The report recommends to establish and maintain a regional group focusing on construction workforce needs, building on connections made during the report to include anyone interested in the sector’s workforce and to identify projects that will help with meeting worker demands.
A new skills and jobs hub has now been established in Dunedin called Workforce Central that will focus on supporting training towards the Dunedin Hospital build as well as other projects throughout Otago.
Dunedin mayor Aaron Hawkins said it was heartening to know close to $10 billion in projects was planned for Otago over the next 15 years.
Of that, $3.3 billion was going towards Dunedin.
‘‘The impact will reach across the community, in new skills and trades for our residents, a thriving vocational training sector, steady employment and the associated economic benefits all of this will bring,’’ he said.
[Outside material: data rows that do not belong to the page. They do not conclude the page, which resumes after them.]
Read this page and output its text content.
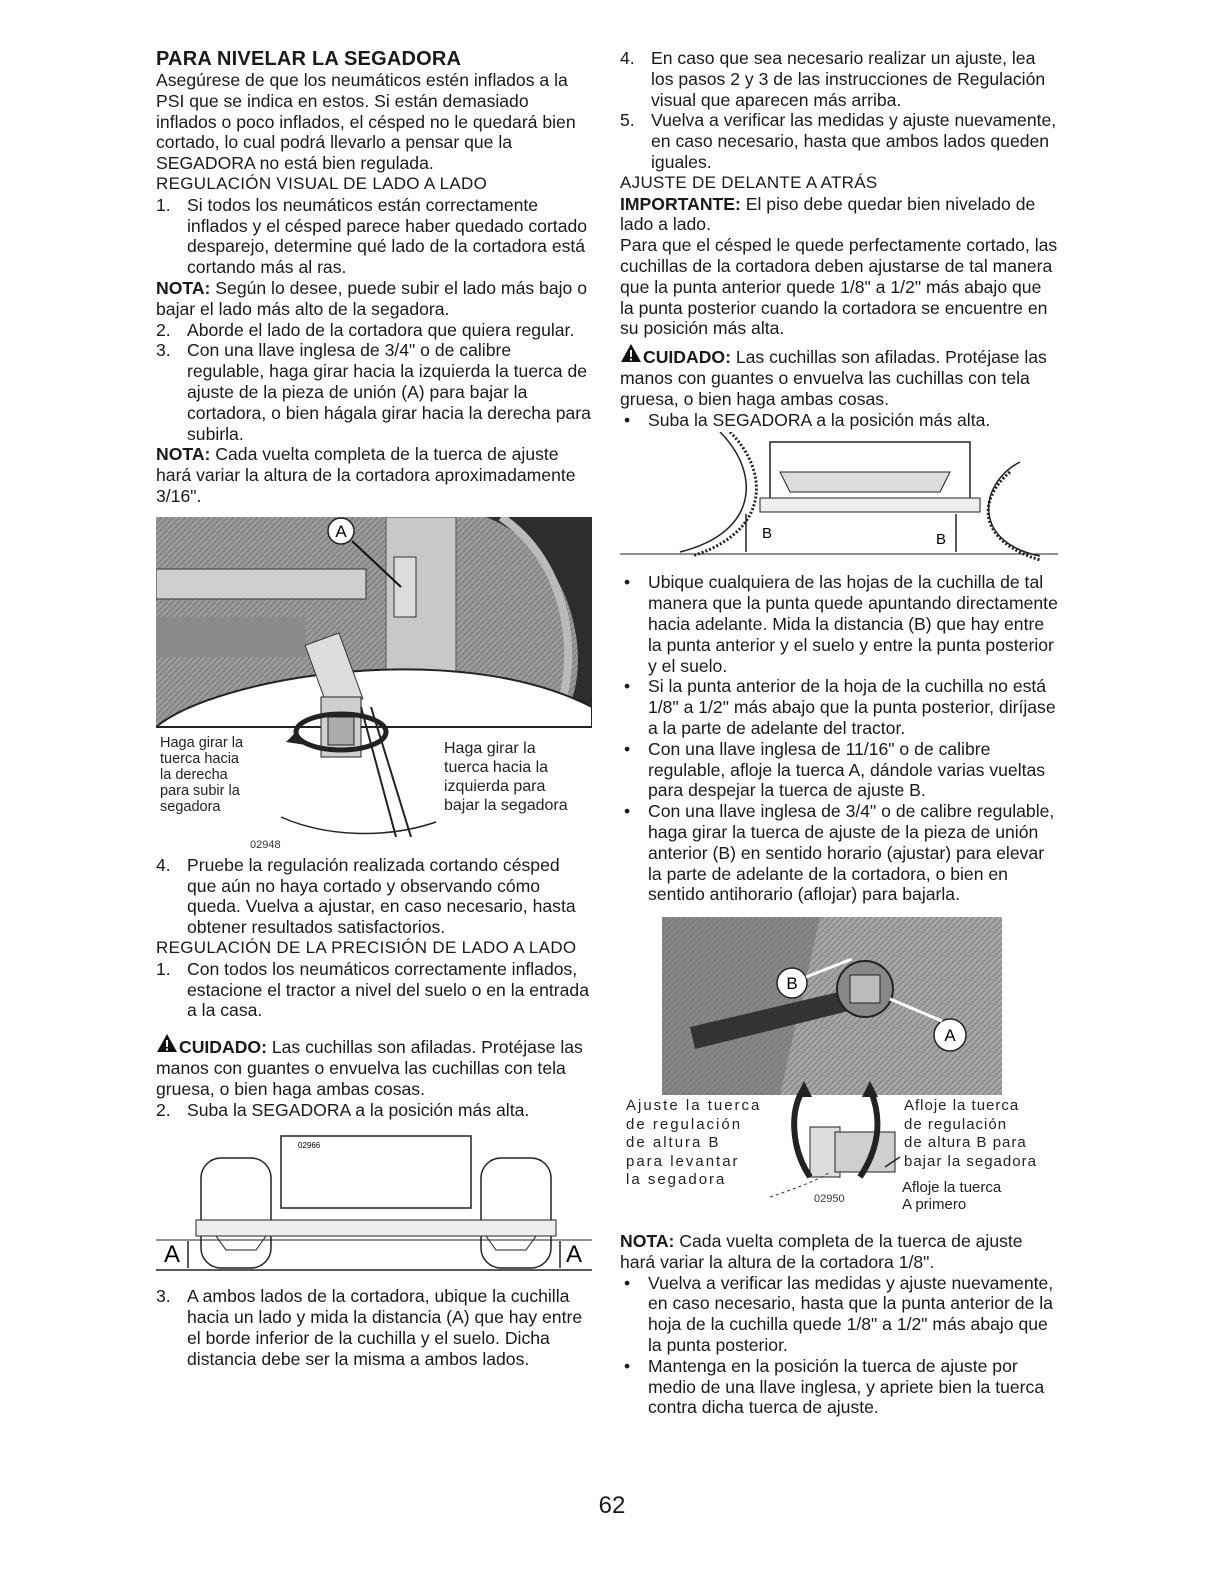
PARA NIVELAR LA SEGADORA

Asegúrese de que los neumáticos estén inflados a la PSI que se indica en estos. Si están demasiado inflados o poco inflados, el césped no le quedará bien cortado, lo cual podrá llevarlo a pensar que la SEGADORA no está bien regulada.

REGULACIÓN VISUAL DE LADO A LADO

1. Si todos los neumáticos están correctamente inflados y el césped parece haber quedado cortado desparejo, determine qué lado de la cortadora está cortando más al ras.

NOTA: Según lo desee, puede subir el lado más bajo o bajar el lado más alto de la segadora.

2. Aborde el lado de la cortadora que quiera regular.
3. Con una llave inglesa de 3/4" o de calibre regulable, haga girar hacia la izquierda la tuerca de ajuste de la pieza de unión (A) para bajar la cortadora, o bien hágala girar hacia la derecha para subirla.

NOTA: Cada vuelta completa de la tuerca de ajuste hará variar la altura de la cortadora aproximadamente 3/16".

A
Haga girar la
tuerca hacia
la derecha
para subir la
segadora
Haga girar la
tuerca hacia la
izquierda para
bajar la segadora
02948
4. Pruebe la regulación realizada cortando césped que aún no haya cortado y observando cómo queda. Vuelva a ajustar, en caso necesario, hasta obtener resultados satisfactorios.

REGULACIÓN DE LA PRECISIÓN DE LADO A LADO

1. Con todos los neumáticos correctamente inflados, estacione el tractor a nivel del suelo o en la entrada a la casa.

CUIDADO: Las cuchillas son afiladas. Protéjase las manos con guantes o envuelva las cuchillas con tela gruesa, o bien haga ambas cosas.

2. Suba la SEGADORA a la posición más alta.
A	A
02966
3. A ambos lados de la cortadora, ubique la cuchilla hacia un lado y mida la distancia (A) que hay entre el borde inferior de la cuchilla y el suelo. Dicha distancia debe ser la misma a ambos lados.
4. En caso que sea necesario realizar un ajuste, lea los pasos 2 y 3 de las instrucciones de Regulación visual que aparecen más arriba.
5. Vuelva a verificar las medidas y ajuste nuevamente, en caso necesario, hasta que ambos lados queden iguales.

AJUSTE DE DELANTE A ATRÁS

IMPORTANTE: El piso debe quedar bien nivelado de lado a lado.

Para que el césped le quede perfectamente cortado, las cuchillas de la cortadora deben ajustarse de tal manera que la punta anterior quede 1/8" a 1/2" más abajo que la punta posterior cuando la cortadora se encuentre en su posición más alta.

CUIDADO: Las cuchillas son afiladas. Protéjase las manos con guantes o envuelva las cuchillas con tela gruesa, o bien haga ambas cosas.

•	Suba la SEGADORA a la posición más alta.
B	B
•	Ubique cualquiera de las hojas de la cuchilla de tal manera que la punta quede apuntando directamente hacia adelante. Mida la distancia (B) que hay entre la punta anterior y el suelo y entre la punta posterior y el suelo.
•	Si la punta anterior de la hoja de la cuchilla no está 1/8" a 1/2" más abajo que la punta posterior, diríjase a la parte de adelante del tractor.
•	Con una llave inglesa de 11/16" o de calibre regulable, afloje la tuerca A, dándole varias vueltas para despejar la tuerca de ajuste B.
•	Con una llave inglesa de 3/4" o de calibre regulable, haga girar la tuerca de ajuste de la pieza de unión anterior (B) en sentido horario (ajustar) para elevar la parte de adelante de la cortadora, o bien en sentido antihorario (aflojar) para bajarla.
B
A
Ajuste la tuerca
de regulación
de altura B
para levantar
la segadora
Afloje la tuerca
de regulación
de altura B para
bajar la segadora
Afloje la tuerca
A primero
02950

NOTA: Cada vuelta completa de la tuerca de ajuste hará variar la altura de la cortadora 1/8".

•	Vuelva a verificar las medidas y ajuste nuevamente, en caso necesario, hasta que la punta anterior de la hoja de la cuchilla quede 1/8" a 1/2" más abajo que la punta posterior.
•	Mantenga en la posición la tuerca de ajuste por medio de una llave inglesa, y apriete bien la tuerca contra dicha tuerca de ajuste.
62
A workforce forecasting tool updating construction sector date every month has also been created to have a more up-to-date perspective on the industry’s job market.
Funding for the study was provided by Ministry of Business, Innovation and Employment (MBIE) through the Provincial Growth Fund.
The authors of the study said anyone interested in working in the construction industry should contact MSD, which can support people into apprenticeships and other training programmes.